Amaury présente Tanguy et vice versa : interview croisée des frères Tambwe

 

Cinq paires de jumeaux foulent les terrains de Division d’Honneur cette saison*. Les Van Straaten de l’Antwerp, les Donck de l’Héraklès, les De Cocquéau de Namur et à l’Old Club, les Geurts puis surtout les Tambwe. À 22 ans, Amaury et Tanguy découvrent les exigences du plus haut niveau belge pour la première fois de leur jeune carrière. En dix questions, l’un va décrire l’autre, laissant un bref droit de réponse à son frère.

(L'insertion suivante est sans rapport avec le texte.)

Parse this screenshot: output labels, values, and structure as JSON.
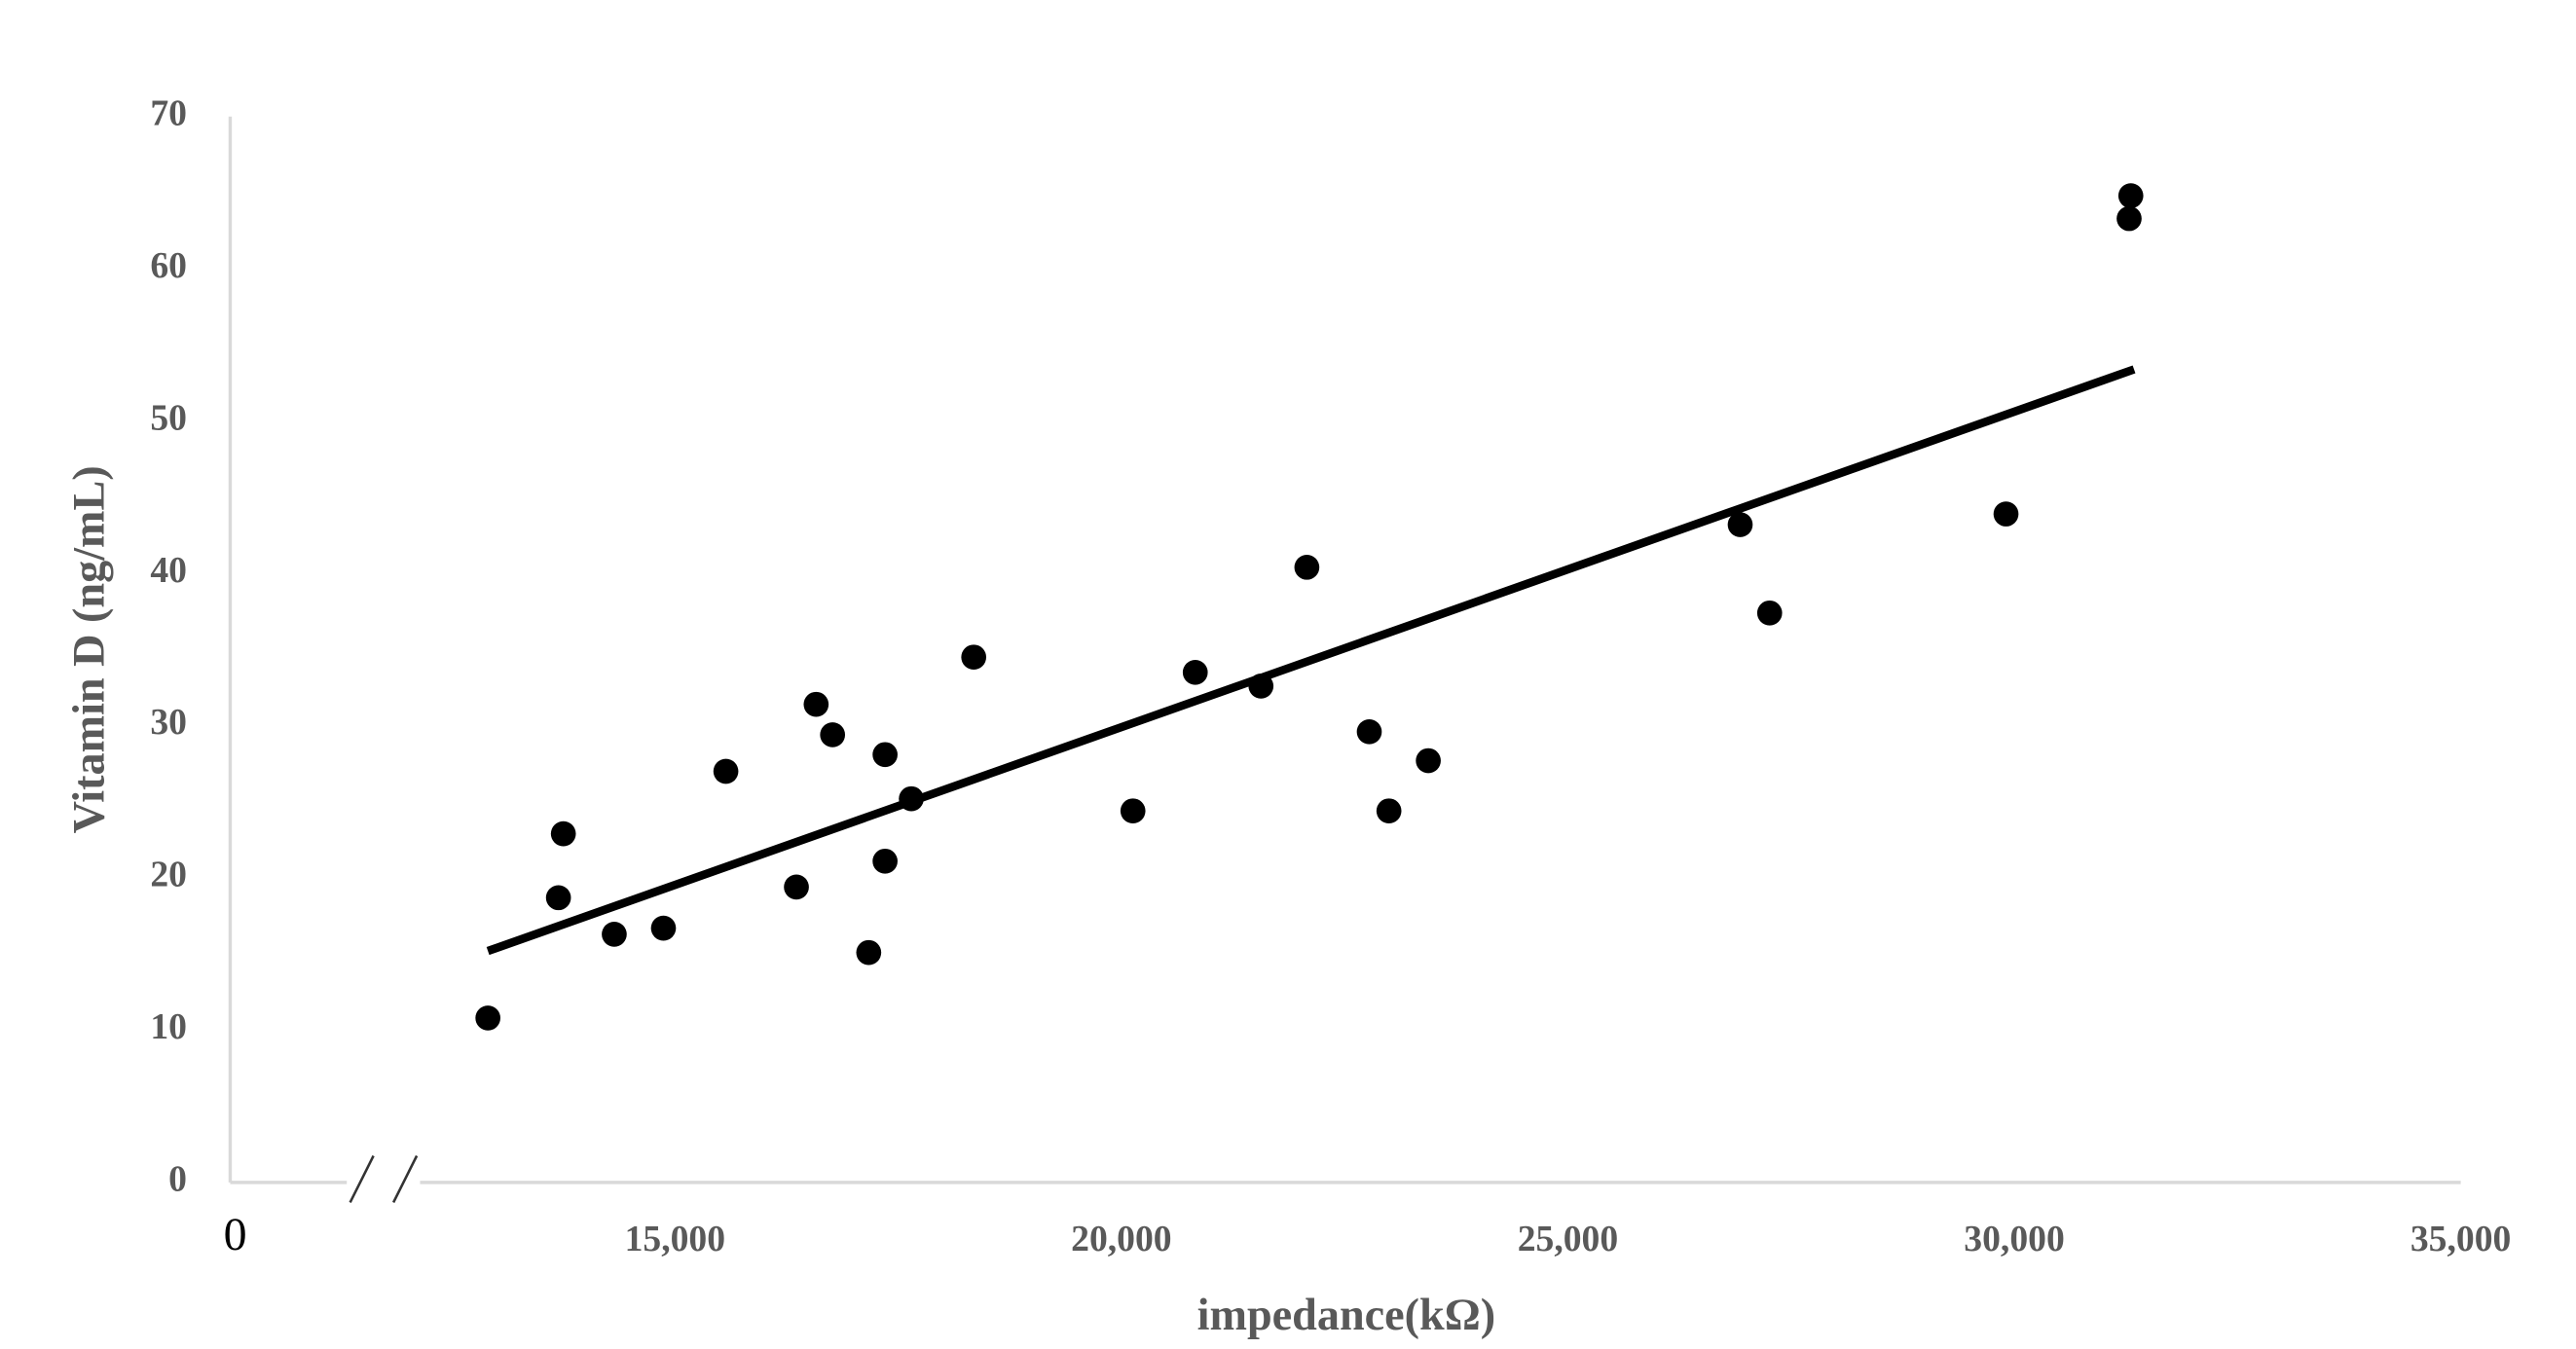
{
  "chart_data": {
    "type": "scatter",
    "x_label": "impedance(kΩ)",
    "y_label": "Vitamin D (ng/mL)",
    "x": [
      12905,
      13695,
      13750,
      14320,
      14871,
      15570,
      16360,
      16581,
      16765,
      17170,
      17353,
      17353,
      17647,
      18346,
      20129,
      20827,
      21563,
      22077,
      22776,
      22996,
      23437,
      26930,
      27260,
      29907,
      31286,
      31305
    ],
    "values": [
      10.8,
      18.7,
      22.9,
      16.3,
      16.7,
      27.0,
      19.4,
      31.4,
      29.4,
      15.1,
      28.1,
      21.1,
      25.2,
      34.5,
      24.4,
      33.5,
      32.6,
      40.4,
      29.6,
      24.4,
      27.7,
      43.2,
      37.4,
      43.9,
      63.3,
      64.8
    ],
    "color": "#000000",
    "trendline": {
      "x": [
        12905,
        31341
      ],
      "values": [
        15.2,
        53.4
      ],
      "color": "#000000"
    },
    "xlim": [
      0,
      35000
    ],
    "xticks": [
      0,
      {
        "value": 15000,
        "label": "15,000"
      },
      {
        "value": 20000,
        "label": "20,000"
      },
      {
        "value": 25000,
        "label": "25,000"
      },
      {
        "value": 30000,
        "label": "30,000"
      },
      {
        "value": 35000,
        "label": "35,000"
      }
    ],
    "x_axis_break": true,
    "ylim": [
      0,
      70
    ],
    "yticks": [
      0,
      10,
      20,
      30,
      40,
      50,
      60,
      70
    ],
    "grid": false
  }
}
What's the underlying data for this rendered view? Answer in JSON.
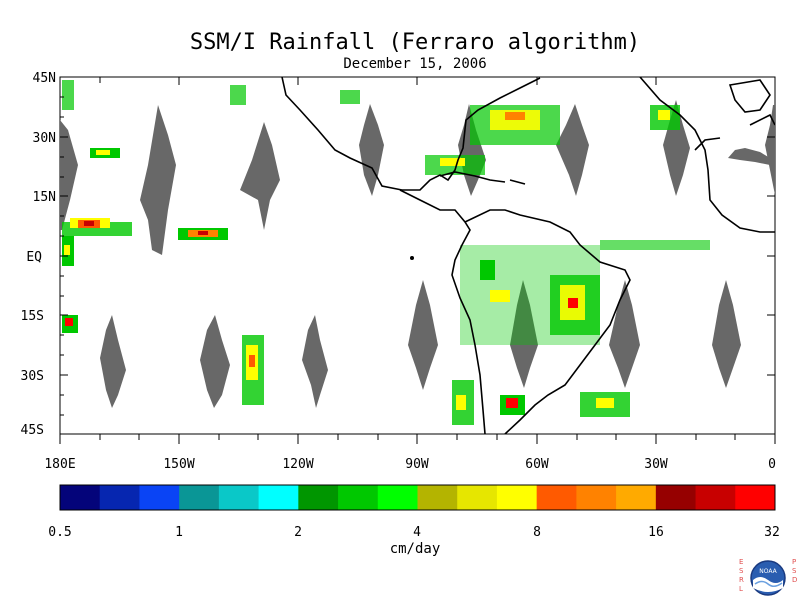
{
  "title": "SSM/I Rainfall (Ferraro algorithm)",
  "date": "December 15, 2006",
  "units": "cm/day",
  "lat_labels": [
    "45N",
    "30N",
    "15N",
    "EQ",
    "15S",
    "30S",
    "45S"
  ],
  "lon_labels": [
    "180E",
    "150W",
    "120W",
    "90W",
    "60W",
    "30W",
    "0"
  ],
  "colorbar": {
    "colors": [
      "#04047a",
      "#0626b0",
      "#0a44f5",
      "#0a9696",
      "#0ac8c8",
      "#00ffff",
      "#009600",
      "#00c800",
      "#00ff00",
      "#b4b400",
      "#e6e600",
      "#ffff00",
      "#ff5a00",
      "#ff8200",
      "#ffaa00",
      "#960000",
      "#c80000",
      "#ff0000"
    ],
    "tick_labels": [
      "0.5",
      "1",
      "2",
      "4",
      "8",
      "16",
      "32"
    ]
  },
  "logo": {
    "left_letters": "ESRL",
    "right_letters": "PSD",
    "badge": "NOAA"
  }
}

Découverte.

 

Amaury sur son frère Tanguy…

 

Si tu devais comparer Tanguy à une star du hockey mondial, ce serait qui et pourquoi ?

 

Amaury : Tanguy a un jeu fort basé sur ses déplacements et sa vitesse balle au stick. Je dirais donc l’attaquant de Bloemendaal Roel Bovendeert même si évidemment, il a encore beaucoup de technique et d’expérience à acquérir.

 

Tanguy : Ça fait plaisir d’être comparé à lui. J’apprécie beaucoup sa qualité de jeu et sa lucidité devant le goal. Bien entendu, je n’ai pas son niveau mais je continue de bosser dur pour au moins m’en approcher.

 

Quelle est sa principale qualité en dehors des terrains ?

 

A : Il est clairvoyant. Il a toujours une bonne vision et une certaine lucidité par rapport aux problèmes ou aux tâches qu’il a à affronter.

 

Quel est son principal défaut sur le terrain ?

 

A : C’est quelqu’un de très exigeant en termes de qualité de hockey sur le terrain. D’abord envers lui-même. Puis envers ses coéquipiers. Moi je le vois comme une qualité même si parfois, ça le mène à s’énerver plus qu’il ne le devrait.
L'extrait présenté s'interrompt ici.